(6)
And Moses said.--As the people now stood assembled in the court and around it, Moses explained to them the import of the ritual which they were about to witness in the presence of the Lord.
9:1-21 These many sacrifices, which were all done away by the death of Christ, teach us that our best services need washing in his blood, and that the guilt of our best sacrifices needs to be done away by one more pure and more noble than they. Let us be thankful that we have such a High Priest. The priests had not a day's respite from service allowed. God's spiritual priests have constant work, which the duty of every day requires; they that would give up their account with joy, must redeem time. The glory of God appeared in the sight of the people, and owned what they had done. We are not now to expect such appearances, but God draws nigh to those who draw nigh to him, and the offerings of faith are acceptable to him; though the sacrifices being spiritual, the tokens of the acceptance are spiritual likewise. When Aaron had done all that was to be done about the sacrifices, he lifted up his hands towards the people, and blessed them.
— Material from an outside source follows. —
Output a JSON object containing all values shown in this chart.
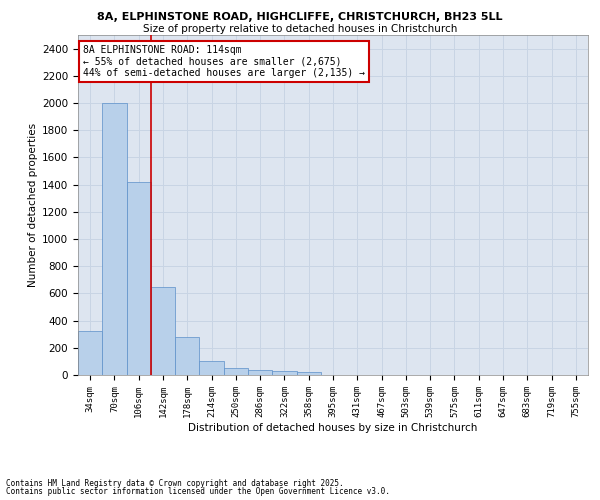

Aaron could but crave a blessing, God alone can command it.
This is the thing which the Lord commanded that ye should do,.... Namely, what they had done, bring the creatures and things for sacrifice they had:
and the glory of the Lord shall appear unto you; either Christ, the brightness of his Father's glory, in an human form, as a presage of his future incarnation, as he frequently did; or some more than ordinary refulgence of glory breaking out of the holy of holies, where God had now taken up his dwelling between the cherubim; or, as Aben Ezra explains it, the fire that should go out from him, and consume the sacrifice, which would be a demonstration of his presence with them, and of his acceptance of the sacrifice.